TheBazaarExpress88、『みっくん、光のヴァイオリン』電子出版に際してのまえがき

「大人は嘘つきだ――――」

 2013年の秋、この本の主人公である義手のヴァイオリニスト、この時中学校1年生だった美来さん(通称みっくん)が発信したこの一本のメールが、この時日本中を巻き込んでいた一人の大人のとある大嘘をあばく、決定的な力になりました。

 この頃大きな嘘をついていたのは、この本の後半にも登場する、当時作曲家を名乗っていた佐村河内守さんでした。佐村河内さんは、小学校4年生だったみっくんに近づき、「私が君のために曲をつくってプレゼントしよう」と言ってきたのです。それだけでなく、この本にも書かれているように、小学校5年生の冬にはみっくんのためにリサイタルを開き「将来は障害に負けないでプロのヴァイオリニストになろう」と、応援するそぶりもみせていたました。

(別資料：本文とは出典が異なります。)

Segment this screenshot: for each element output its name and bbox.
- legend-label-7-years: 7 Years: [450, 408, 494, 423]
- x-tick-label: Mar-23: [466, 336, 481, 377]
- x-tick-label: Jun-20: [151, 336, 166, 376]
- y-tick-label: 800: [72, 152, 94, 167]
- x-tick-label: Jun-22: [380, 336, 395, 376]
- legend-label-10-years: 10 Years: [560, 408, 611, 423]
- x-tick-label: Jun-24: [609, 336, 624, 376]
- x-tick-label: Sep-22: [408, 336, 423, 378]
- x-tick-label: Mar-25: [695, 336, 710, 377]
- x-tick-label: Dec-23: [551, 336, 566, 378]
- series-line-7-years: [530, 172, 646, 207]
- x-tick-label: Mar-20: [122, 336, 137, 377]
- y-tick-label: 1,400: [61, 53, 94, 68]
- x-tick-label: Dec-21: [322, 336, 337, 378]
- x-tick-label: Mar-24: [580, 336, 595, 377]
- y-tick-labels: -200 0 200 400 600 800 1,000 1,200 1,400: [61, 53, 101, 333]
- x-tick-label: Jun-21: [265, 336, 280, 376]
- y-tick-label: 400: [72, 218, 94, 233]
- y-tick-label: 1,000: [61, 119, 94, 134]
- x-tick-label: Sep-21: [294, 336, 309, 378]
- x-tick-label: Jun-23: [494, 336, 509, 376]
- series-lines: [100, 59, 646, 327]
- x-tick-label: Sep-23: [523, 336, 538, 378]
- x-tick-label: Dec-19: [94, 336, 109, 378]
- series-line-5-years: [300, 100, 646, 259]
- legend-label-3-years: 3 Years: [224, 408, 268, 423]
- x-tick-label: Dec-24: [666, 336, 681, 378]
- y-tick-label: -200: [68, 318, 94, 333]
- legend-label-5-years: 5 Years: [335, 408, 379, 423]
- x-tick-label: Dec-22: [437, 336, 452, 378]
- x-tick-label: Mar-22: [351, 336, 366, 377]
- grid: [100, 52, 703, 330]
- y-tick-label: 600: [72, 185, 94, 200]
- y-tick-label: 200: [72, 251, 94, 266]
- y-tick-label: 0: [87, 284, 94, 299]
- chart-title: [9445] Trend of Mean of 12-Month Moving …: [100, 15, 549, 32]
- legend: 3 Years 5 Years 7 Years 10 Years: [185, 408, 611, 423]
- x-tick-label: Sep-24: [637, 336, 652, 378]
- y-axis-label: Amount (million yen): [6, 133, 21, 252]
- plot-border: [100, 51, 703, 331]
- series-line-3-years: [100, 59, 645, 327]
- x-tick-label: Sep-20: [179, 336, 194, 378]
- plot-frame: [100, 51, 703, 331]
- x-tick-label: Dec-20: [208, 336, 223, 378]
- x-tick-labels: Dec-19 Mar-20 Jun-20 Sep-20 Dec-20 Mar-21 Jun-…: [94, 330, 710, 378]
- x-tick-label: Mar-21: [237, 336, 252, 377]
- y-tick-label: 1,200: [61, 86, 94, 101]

 ところが佐村河内さんは、本当は楽譜も読めないし作曲もできない、ましてヴァイオリンを習ったことも弾いたこともない人でした。佐村河内さんの影となって、代わりに作曲をしていたのは、実は別の人だったのです。

 佐村河内さんは18年間もそのことを誰にも言わずに、ずっと「自分が作曲しています」と嘘の発表をしていました。しかも、耳が全く聞こえないという嘘までついて(本当は聴こえにくい難聴だったのに)、新聞やテレビでは「現代のヴェートーベン」「クラシック界のヒーロー」ともてはやされていました。CDもたくさん売れ、コンサートでも満員が続いていたので、誰も佐村河内さんのことを疑わずに、障害を克服したすごい作曲家、現代の英雄と尊敬をしていたのです。みっくんに近づいてきたのは、障害児を応援するふりをして、もっともっと新聞やテレビにとりあげてもらおうという狙いでした。

 本書の作者である私(神山典士)も、みっくんのご両親も、そしてみっくん自身も、長い間ずっと「佐村河内さんは凄い作曲家だ」、「みっくんのことを応援してくれるいい人だ」と、佐村河内さんのことを信用していました。この本を書いた時には、佐村河内さんはみっくんの音楽の師匠でした。みっくんはそのアドバイスに従って、一生懸命にヴァイオリンを習っていたのです。

ところがみっくんが中学生になるころから、佐村河内さんの態度に変化が見られました。ちょうどそのころ(2013年3月)、NHK特集という大きな番組で、佐村河内さんの音楽活動の様子が紹介されて、CDもコンサートチケットもますます売れるようになりました。クラシックのファンだけでなく、一般の人も佐村河内さんのことを知るようになり、すっかり有名人になりました。佐村河内さんはそのこともあってか自信過剰になって、みっくんに無理難題を吹きかけるようになったのです。

「小学校の管弦楽クラブの活動は休んで、石巻で開くコンサートに出演してほしい。この時はテレビカメラが取材に来るから、その前で弾いてほしい」、

「サントリーホールのコンサートに出演させてけあげるから、義手を外してステージに上がって、お客さんの前で義手をつけて演奏を始めてほしい」

「中学校の卓球部は辞めて、ヴァイオリンの練習に専念するべき。そうでないと、プロにはなれない」、などなど。

いずれもみっくんにとっては、とても耐えられない要求ばかりでした。石巻のコンサートは、ちょうど卒業を前にして管弦楽クラブの顧問の先生にお礼の演奏をする日に重なっていました。コンサートマスター(演奏者の代表)を努めていたみっくんが、休めるはずがありません。サントリーホールでも、人前で義手をつけたり外したりしたら、普通の人だったら驚いてしまいます。静かな心で演奏を楽しんでもらうことなどできないでしょう。中学校に入学して入部した卓球部の練習はとても楽しく、充実していました。ヴァイオリンも大切だけれど、スポーツで汗を流すことも大切だと、みっくんもご両親もそう考えていたのです。